YOSEMITE NATIONAL PARK, Calif. — Yosemite National Park’s largest grove of giant sequoias remained closed Saturday, a day after hundreds of people were ordered to evacuate as a wildfire burning through dense forest became the latest to threaten the largest trees in the world.
A crew was dispatched to Mariposa Grove to wrap some of the massive trunks in fire-retardant sheeting to protect them as the blaze burned out of control, said Nancy Phillip, Yosemite fire information spokeswoman. More than 500 mature sequoias were threatened, but there were no reports of serious damage to named trees, such as the 3,000-year-old Grizzly Giant.
The cause of the fire was under investigation and the rest of the park remained open, although park cameras showed thick smoke hanging in the air around some of the park’s most iconic sights.
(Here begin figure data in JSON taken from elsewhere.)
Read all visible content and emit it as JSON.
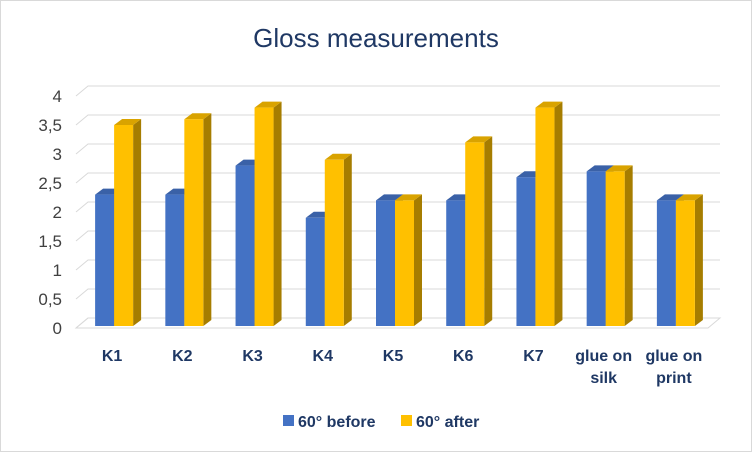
{
  "chart_data": {
    "type": "bar",
    "title": "Gloss measurements",
    "xlabel": "",
    "ylabel": "",
    "categories": [
      [
        "K1"
      ],
      [
        "K2"
      ],
      [
        "K3"
      ],
      [
        "K4"
      ],
      [
        "K5"
      ],
      [
        "K6"
      ],
      [
        "K7"
      ],
      [
        "glue on",
        "silk"
      ],
      [
        "glue on",
        "print"
      ]
    ],
    "series": [
      {
        "name": "60° before",
        "color": "#4472c4",
        "values": [
          2.3,
          2.3,
          2.8,
          1.9,
          2.2,
          2.2,
          2.6,
          2.7,
          2.2
        ]
      },
      {
        "name": "60° after",
        "color": "#ffc000",
        "values": [
          3.5,
          3.6,
          3.8,
          2.9,
          2.2,
          3.2,
          3.8,
          2.7,
          2.2
        ]
      }
    ],
    "ylim": [
      0,
      4
    ],
    "yticks": [
      "0",
      "0,5",
      "1",
      "1,5",
      "2",
      "2,5",
      "3",
      "3,5",
      "4"
    ],
    "grid": true,
    "legend_position": "bottom",
    "style": "3d-clustered-column"
  }
}
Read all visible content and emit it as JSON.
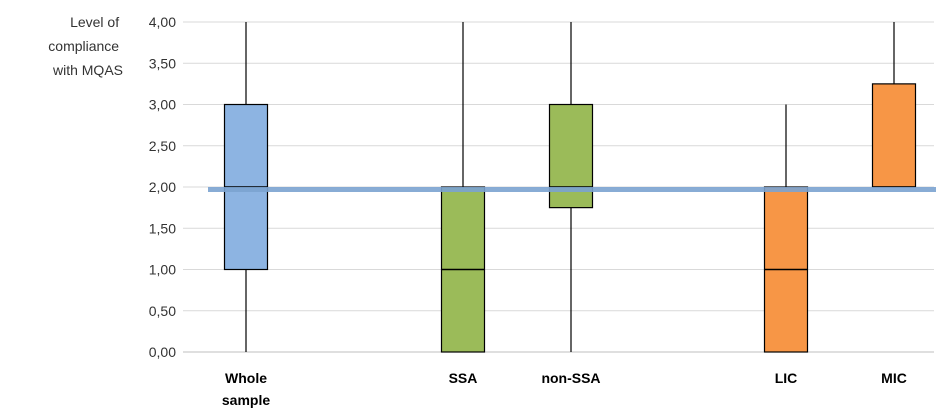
{
  "chart_data": {
    "type": "boxplot",
    "ylabel_lines": [
      "Level of",
      "compliance",
      "with MQAS"
    ],
    "ylim": [
      0,
      4
    ],
    "yticks": [
      "0,00",
      "0,50",
      "1,00",
      "1,50",
      "2,00",
      "2,50",
      "3,00",
      "3,50",
      "4,00"
    ],
    "grid": true,
    "reference_line": {
      "y": 1.97,
      "color": "#7BA3D0"
    },
    "categories": [
      {
        "label_lines": [
          "Whole",
          "sample"
        ],
        "min": 0,
        "q1": 1.0,
        "median": 2.0,
        "q3": 3.0,
        "max": 4.0,
        "color": "#8DB4E2"
      },
      {
        "label_lines": [
          "SSA"
        ],
        "min": 0,
        "q1": 0.0,
        "median": 1.0,
        "q3": 2.0,
        "max": 4.0,
        "color": "#9BBB59"
      },
      {
        "label_lines": [
          "non-SSA"
        ],
        "min": 0,
        "q1": 1.75,
        "median": 2.0,
        "q3": 3.0,
        "max": 4.0,
        "color": "#9BBB59"
      },
      {
        "label_lines": [
          "LIC"
        ],
        "min": 0,
        "q1": 0.0,
        "median": 1.0,
        "q3": 2.0,
        "max": 3.0,
        "color": "#F79646"
      },
      {
        "label_lines": [
          "MIC"
        ],
        "min": 2.0,
        "q1": 2.0,
        "median": 2.0,
        "q3": 3.25,
        "max": 4.0,
        "color": "#F79646"
      }
    ]
  }
}
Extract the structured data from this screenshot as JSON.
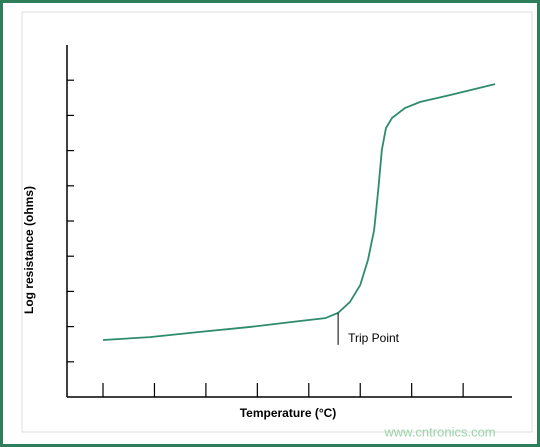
{
  "chart_data": {
    "type": "line",
    "xlabel": "Temperature (°C)",
    "ylabel": "Log resistance (ohms)",
    "x": [
      0.7,
      1.61,
      2.59,
      3.56,
      4.53,
      5.02,
      5.27,
      5.5,
      5.7,
      5.85,
      5.97,
      6.05,
      6.12,
      6.2,
      6.32,
      6.57,
      6.86,
      7.45,
      8.32
    ],
    "series": [
      {
        "color": "#2e8b6e",
        "values": [
          1.62,
          1.7,
          1.85,
          1.99,
          2.16,
          2.24,
          2.39,
          2.7,
          3.18,
          3.89,
          4.74,
          5.88,
          7.02,
          7.64,
          7.93,
          8.21,
          8.38,
          8.58,
          8.89
        ]
      }
    ],
    "xlim": [
      0,
      9
    ],
    "ylim": [
      0,
      10
    ],
    "xticks": [
      0.7,
      1.7,
      2.7,
      3.7,
      4.7,
      5.7,
      6.7,
      7.7
    ],
    "yticks": [
      1,
      2,
      3,
      4,
      5,
      6,
      7,
      8,
      9
    ],
    "annotation": {
      "text": "Trip Point",
      "x": 5.27
    },
    "watermark": "www.cntronics.com"
  }
}
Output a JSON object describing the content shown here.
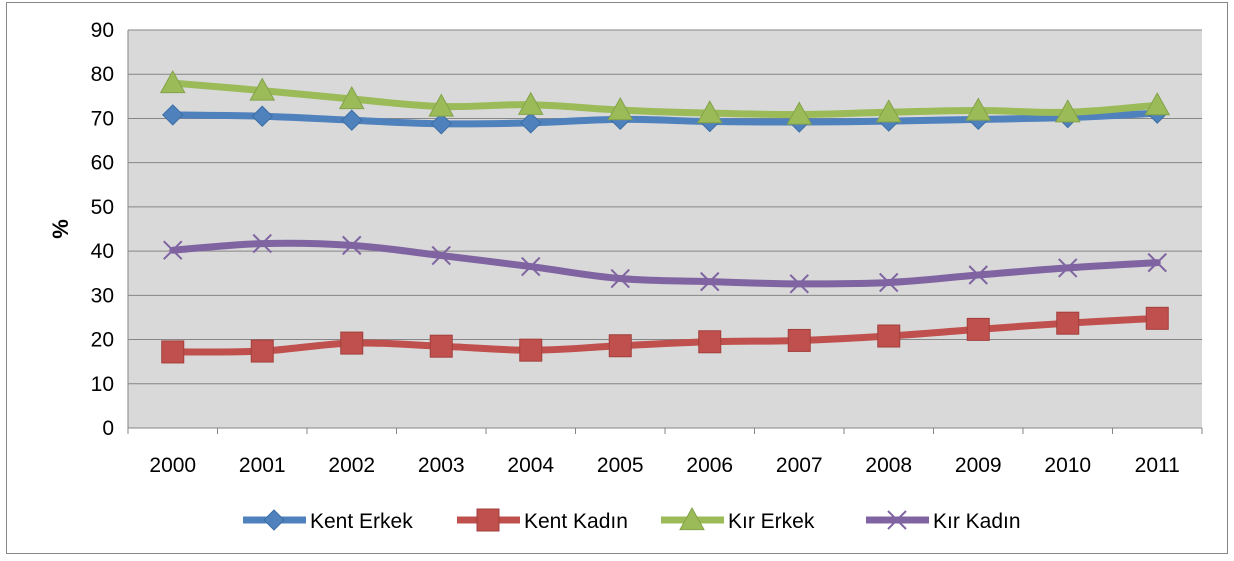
{
  "chart_data": {
    "type": "line",
    "title": "",
    "xlabel": "",
    "ylabel": "%",
    "ylim": [
      0,
      90
    ],
    "yticks": [
      0,
      10,
      20,
      30,
      40,
      50,
      60,
      70,
      80,
      90
    ],
    "categories": [
      "2000",
      "2001",
      "2002",
      "2003",
      "2004",
      "2005",
      "2006",
      "2007",
      "2008",
      "2009",
      "2010",
      "2011"
    ],
    "grid": true,
    "legend_position": "bottom",
    "series": [
      {
        "name": "Kent Erkek",
        "color": "#4f81bd",
        "marker": "diamond",
        "values": [
          70.8,
          70.5,
          69.6,
          68.8,
          69.0,
          69.8,
          69.3,
          69.2,
          69.4,
          69.8,
          70.2,
          71.2
        ]
      },
      {
        "name": "Kent Kadın",
        "color": "#c0504d",
        "marker": "square",
        "values": [
          17.2,
          17.4,
          19.2,
          18.5,
          17.6,
          18.6,
          19.5,
          19.8,
          20.8,
          22.3,
          23.7,
          24.8
        ]
      },
      {
        "name": "Kır Erkek",
        "color": "#9bbb59",
        "marker": "triangle",
        "values": [
          78.0,
          76.3,
          74.4,
          72.7,
          73.1,
          71.9,
          71.2,
          70.9,
          71.4,
          71.8,
          71.4,
          73.0
        ]
      },
      {
        "name": "Kır Kadın",
        "color": "#8064a2",
        "marker": "x",
        "values": [
          40.2,
          41.7,
          41.3,
          39.0,
          36.5,
          33.8,
          33.1,
          32.6,
          32.9,
          34.6,
          36.2,
          37.4
        ]
      }
    ]
  }
}
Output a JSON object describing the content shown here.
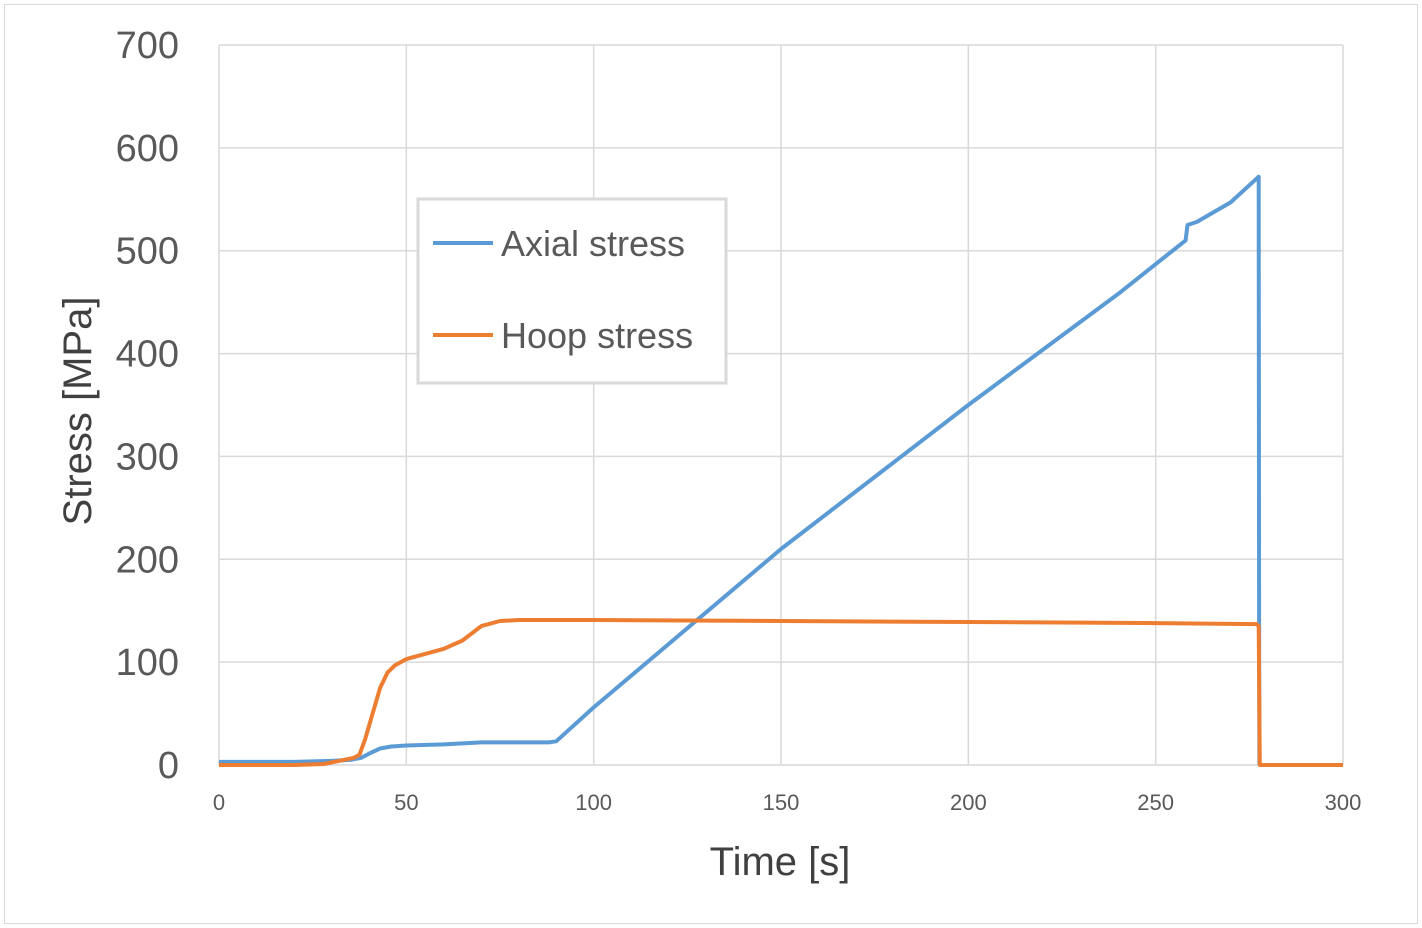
{
  "chart_data": {
    "type": "line",
    "title": "",
    "xlabel": "Time [s]",
    "ylabel": "Stress [MPa]",
    "xlim": [
      0,
      300
    ],
    "ylim": [
      0,
      700
    ],
    "x_ticks": [
      "0",
      "50",
      "100",
      "150",
      "200",
      "250",
      "300"
    ],
    "y_ticks": [
      "0",
      "100",
      "200",
      "300",
      "400",
      "500",
      "600",
      "700"
    ],
    "grid": true,
    "legend_position": "upper-left-center",
    "series": [
      {
        "name": "Axial stress",
        "color": "#5b9bd5",
        "points": [
          [
            0,
            3
          ],
          [
            10,
            3
          ],
          [
            20,
            3
          ],
          [
            30,
            4
          ],
          [
            35,
            5
          ],
          [
            38,
            7
          ],
          [
            40,
            11
          ],
          [
            43,
            16
          ],
          [
            46,
            18
          ],
          [
            50,
            19
          ],
          [
            60,
            20
          ],
          [
            70,
            22
          ],
          [
            80,
            22
          ],
          [
            88,
            22
          ],
          [
            90,
            23
          ],
          [
            100,
            56
          ],
          [
            150,
            210
          ],
          [
            200,
            350
          ],
          [
            240,
            458
          ],
          [
            258,
            510
          ],
          [
            258.5,
            525
          ],
          [
            261,
            528
          ],
          [
            270,
            547
          ],
          [
            277.5,
            572
          ],
          [
            277.6,
            138
          ],
          [
            277.7,
            0
          ]
        ]
      },
      {
        "name": "Hoop stress",
        "color": "#ed7d31",
        "points": [
          [
            0,
            0
          ],
          [
            20,
            0
          ],
          [
            28,
            1
          ],
          [
            32,
            4
          ],
          [
            36,
            7
          ],
          [
            37.5,
            10
          ],
          [
            39,
            25
          ],
          [
            41,
            50
          ],
          [
            43,
            75
          ],
          [
            45,
            90
          ],
          [
            47,
            97
          ],
          [
            50,
            103
          ],
          [
            55,
            108
          ],
          [
            60,
            113
          ],
          [
            65,
            121
          ],
          [
            70,
            135
          ],
          [
            75,
            140
          ],
          [
            80,
            141
          ],
          [
            90,
            141
          ],
          [
            100,
            141
          ],
          [
            150,
            140
          ],
          [
            200,
            139
          ],
          [
            250,
            138
          ],
          [
            277,
            137
          ],
          [
            277.5,
            135
          ],
          [
            277.8,
            0
          ],
          [
            300,
            0
          ]
        ]
      }
    ]
  }
}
The fire grew overnight but did not threaten new areas, Philip said. It proved difficult to contain, with firefighters using “every tactic you can imagine,” she said. That includes aerial drops of fire retardant, as well as the planned use of bulldozers to create fire lines, a tactic rarely used in a desert environment like Yosemite, Philip said.
The bulldozers will primarily be used to put in fire lines to protect the community of Wawona, which is surrounded by the park and is home to several hundred people, she said. Evacuation orders were issued Friday for the community as well as Camp Wawona, where about 600 to 700 people were staying in a camp, cabins and a historic hotel.
Giant sequoias, found in only about 70 groves along the western slope of California’s Sierra Nevada Mountains, were once considered impervious to flames, but have become increasingly vulnerable as wildfires fueled by undergrowth build-up from a century of fire suppression and drought, exacerbated by climate change has become more intense and destructive.
Wildfires sparked by lightning in the past two years have killed up to a fifth of the estimated 75,000 big redwoods, the largest trees by volume.
There was no apparent natural spark for the fire that broke out Thursday near the park’s Washburn Trail, Phillip said. The smoke was reported by visitors walking in the grove, which reopened in 2018 after a $40 million renovation that took three years.
The grove, which is located at the southern entrance to the park, was evacuated and no one was injured.
The fire had grown to about 1.1 square miles (2.8 square kilometers) by Saturday morning.
A violent windstorm tore through the grove a year and a half ago and toppled 15 giant sequoias along with countless other trees.
The downed trees, along with the huge number of pine trees killed by bark beetles, provided ample fuel for the flames.
The park has used prescribed burns to clear brush around the redwoods, which helps protect them if the flames spread further into the grove.
“When unwanted fires hit these areas, it slows the rate of spread and helps us achieve some control,” Philip said.
In the Sierra foothills, 80 miles (128 kilometers) northwest of the Yosemite fire, some evacuation orders were lifted as containment grew to 72 percent of the Electra fire, which broke out near Jackson on Monday. That temporarily forced about 100 people celebrating the Fourth of July holiday by a river to seek shelter at a Pacific Gas & Electric Co. facility.